Social security taxes -- Social security is the most regressive of taxes. It takes over 12% of the first $76,200 of every American's earnings and one-fourth of it is used to subsidize general spending. At the same time, politicians encourage people to believe the government will take care of them. The combination discourages self-reliance.

Failing schools -- In part, schools fail because there are no good mechanisms for holding schools accountable and removing incompetent teachers. However, they also fail because we ask them to assume parental responsibilities while letting parents off the hook. This leaves schools fighting impossible battles that more money alone cannot solve.

Expensive rental housing -- High property taxes, excessive regulations, and burdensome governmental policies drive up the cost of rental housing at least as much as problem landlords, thereby limiting where poor people can live.

The list could go on. What's important is that we cannot address these problems until we stop blaming the big bad somebody elses. The blame lies with us. Unfettered pornography takes its toll. Unrestricted access to guns has a cost. Unlimited credit lets people get into far too much debt. Unfocused government aid takes away individual responsibility. Excessive personal liberty discourages parents from making sacrifices for their kids.

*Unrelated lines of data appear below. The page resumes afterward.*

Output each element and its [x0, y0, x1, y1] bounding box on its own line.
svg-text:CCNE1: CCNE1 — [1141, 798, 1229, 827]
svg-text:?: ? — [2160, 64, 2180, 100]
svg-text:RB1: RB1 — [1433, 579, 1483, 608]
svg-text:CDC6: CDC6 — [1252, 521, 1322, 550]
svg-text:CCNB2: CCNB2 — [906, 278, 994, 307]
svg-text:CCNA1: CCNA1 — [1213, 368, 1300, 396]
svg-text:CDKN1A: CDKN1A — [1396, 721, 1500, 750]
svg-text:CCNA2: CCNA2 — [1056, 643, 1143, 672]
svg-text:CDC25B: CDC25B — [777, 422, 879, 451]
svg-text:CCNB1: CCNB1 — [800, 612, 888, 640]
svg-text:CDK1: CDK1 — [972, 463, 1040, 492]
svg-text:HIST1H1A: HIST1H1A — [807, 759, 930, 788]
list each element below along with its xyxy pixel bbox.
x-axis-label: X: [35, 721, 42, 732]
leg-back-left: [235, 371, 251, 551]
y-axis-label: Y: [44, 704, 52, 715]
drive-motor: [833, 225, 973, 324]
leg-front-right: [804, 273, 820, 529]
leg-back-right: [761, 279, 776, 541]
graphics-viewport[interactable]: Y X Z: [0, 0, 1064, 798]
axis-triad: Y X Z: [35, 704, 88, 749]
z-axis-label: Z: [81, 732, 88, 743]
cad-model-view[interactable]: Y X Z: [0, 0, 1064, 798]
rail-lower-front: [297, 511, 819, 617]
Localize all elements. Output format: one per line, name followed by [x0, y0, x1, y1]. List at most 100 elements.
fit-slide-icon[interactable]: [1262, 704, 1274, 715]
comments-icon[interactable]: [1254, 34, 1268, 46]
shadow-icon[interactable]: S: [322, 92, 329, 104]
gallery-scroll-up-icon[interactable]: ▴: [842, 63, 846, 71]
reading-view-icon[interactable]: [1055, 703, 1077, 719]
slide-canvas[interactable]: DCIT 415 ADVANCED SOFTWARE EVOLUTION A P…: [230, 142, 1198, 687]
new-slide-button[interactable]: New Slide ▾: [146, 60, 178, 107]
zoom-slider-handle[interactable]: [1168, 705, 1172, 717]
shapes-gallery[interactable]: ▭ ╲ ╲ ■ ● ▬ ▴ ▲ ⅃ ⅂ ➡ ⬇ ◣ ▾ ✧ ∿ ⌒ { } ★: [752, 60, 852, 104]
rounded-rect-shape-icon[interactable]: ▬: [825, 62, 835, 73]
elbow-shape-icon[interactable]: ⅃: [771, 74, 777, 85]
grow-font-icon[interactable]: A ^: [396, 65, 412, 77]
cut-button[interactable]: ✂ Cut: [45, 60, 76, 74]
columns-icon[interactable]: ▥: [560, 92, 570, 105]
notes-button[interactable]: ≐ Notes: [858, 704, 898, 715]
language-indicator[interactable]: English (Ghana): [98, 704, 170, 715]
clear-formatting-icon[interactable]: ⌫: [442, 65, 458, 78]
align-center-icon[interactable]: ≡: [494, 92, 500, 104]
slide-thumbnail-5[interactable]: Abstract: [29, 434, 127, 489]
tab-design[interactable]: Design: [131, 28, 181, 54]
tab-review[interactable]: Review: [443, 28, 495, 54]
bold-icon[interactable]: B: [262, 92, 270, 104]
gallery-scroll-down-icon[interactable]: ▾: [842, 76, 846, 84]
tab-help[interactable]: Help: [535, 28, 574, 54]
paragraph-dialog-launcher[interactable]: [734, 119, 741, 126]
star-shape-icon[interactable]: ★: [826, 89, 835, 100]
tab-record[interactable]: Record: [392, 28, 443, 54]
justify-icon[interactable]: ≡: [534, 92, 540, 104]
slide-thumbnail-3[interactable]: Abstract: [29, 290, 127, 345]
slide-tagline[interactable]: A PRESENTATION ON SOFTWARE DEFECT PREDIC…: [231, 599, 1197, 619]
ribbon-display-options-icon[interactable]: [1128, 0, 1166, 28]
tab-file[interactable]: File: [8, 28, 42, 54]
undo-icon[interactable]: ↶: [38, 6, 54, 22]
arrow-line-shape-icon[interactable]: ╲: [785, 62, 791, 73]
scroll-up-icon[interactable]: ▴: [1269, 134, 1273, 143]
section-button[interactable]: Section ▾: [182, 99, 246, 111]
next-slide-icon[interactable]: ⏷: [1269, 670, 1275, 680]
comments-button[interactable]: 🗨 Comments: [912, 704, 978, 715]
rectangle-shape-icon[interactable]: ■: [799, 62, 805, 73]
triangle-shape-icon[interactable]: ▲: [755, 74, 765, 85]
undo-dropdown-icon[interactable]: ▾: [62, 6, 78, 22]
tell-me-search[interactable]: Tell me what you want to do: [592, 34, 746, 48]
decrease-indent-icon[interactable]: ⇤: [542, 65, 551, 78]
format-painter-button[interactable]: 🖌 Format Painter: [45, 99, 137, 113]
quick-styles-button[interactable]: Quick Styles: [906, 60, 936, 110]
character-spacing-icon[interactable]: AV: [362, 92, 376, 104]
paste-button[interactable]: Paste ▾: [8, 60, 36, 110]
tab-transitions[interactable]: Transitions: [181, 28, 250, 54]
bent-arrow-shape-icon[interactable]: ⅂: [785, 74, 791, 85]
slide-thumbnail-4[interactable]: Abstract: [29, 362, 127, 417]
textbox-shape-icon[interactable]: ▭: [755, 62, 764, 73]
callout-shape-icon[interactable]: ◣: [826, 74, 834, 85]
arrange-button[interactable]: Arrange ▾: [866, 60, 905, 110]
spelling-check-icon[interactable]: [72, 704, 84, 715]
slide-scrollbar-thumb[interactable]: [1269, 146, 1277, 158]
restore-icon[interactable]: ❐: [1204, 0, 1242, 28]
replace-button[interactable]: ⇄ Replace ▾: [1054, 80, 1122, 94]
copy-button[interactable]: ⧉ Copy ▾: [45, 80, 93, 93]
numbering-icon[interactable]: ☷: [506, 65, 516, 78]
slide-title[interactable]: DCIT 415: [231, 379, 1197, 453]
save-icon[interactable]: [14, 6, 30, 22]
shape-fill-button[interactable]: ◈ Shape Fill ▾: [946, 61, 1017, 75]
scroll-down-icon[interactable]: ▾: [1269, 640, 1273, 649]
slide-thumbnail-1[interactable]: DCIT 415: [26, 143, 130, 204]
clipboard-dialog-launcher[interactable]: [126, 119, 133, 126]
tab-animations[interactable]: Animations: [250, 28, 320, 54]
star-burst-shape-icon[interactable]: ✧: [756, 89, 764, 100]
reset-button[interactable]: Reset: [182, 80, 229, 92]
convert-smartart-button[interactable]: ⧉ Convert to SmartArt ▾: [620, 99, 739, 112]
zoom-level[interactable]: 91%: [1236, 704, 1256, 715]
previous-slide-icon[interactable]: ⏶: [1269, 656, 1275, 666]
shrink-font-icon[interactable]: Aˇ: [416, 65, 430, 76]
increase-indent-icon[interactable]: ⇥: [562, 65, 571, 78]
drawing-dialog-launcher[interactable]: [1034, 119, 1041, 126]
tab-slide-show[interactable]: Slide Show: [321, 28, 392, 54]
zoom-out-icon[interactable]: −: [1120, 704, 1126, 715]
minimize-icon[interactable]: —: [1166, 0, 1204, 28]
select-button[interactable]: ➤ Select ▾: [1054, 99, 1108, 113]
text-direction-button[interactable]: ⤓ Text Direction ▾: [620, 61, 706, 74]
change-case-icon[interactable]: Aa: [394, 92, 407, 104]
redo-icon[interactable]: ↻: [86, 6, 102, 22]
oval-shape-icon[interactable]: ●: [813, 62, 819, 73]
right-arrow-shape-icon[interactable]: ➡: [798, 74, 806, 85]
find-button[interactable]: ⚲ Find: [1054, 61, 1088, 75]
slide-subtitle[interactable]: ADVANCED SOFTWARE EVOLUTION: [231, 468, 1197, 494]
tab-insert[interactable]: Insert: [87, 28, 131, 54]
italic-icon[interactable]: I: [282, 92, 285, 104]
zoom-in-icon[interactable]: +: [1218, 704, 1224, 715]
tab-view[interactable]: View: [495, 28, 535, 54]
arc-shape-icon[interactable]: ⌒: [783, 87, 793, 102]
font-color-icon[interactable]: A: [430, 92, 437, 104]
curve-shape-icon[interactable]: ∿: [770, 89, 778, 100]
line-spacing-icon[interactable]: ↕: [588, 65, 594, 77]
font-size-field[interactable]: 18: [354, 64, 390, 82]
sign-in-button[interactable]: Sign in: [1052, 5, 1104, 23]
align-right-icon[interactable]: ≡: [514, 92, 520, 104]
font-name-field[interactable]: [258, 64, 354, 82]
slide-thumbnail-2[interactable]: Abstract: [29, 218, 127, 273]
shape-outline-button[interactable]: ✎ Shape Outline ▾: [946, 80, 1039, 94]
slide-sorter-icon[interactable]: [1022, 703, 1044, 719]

We need to start asking uncomfortable questions that cross the entire political spectrum. Let's ask why there are so few persons of color in higher positions in the American economy. But let's also ask why, as our schools feed more meals to increasing numbers of children, parental responsibility seems to have declined and more children are failing in school. Let's ask why some politicians are hostile to immigrants. But let's also ask why other politicians want to impose bilingual education even when it is detrimental to the children and is opposed by their parents.

The time to ask these broad-based questions is now. We have an evil sub-culture that tolerates and covers up the murder of children while the rest of us are shocked but still go about our daily lives. Undoing this evil sub-culture will require uncommon solutions. But if we do not change this sub-culture, it will change us -- for the worse.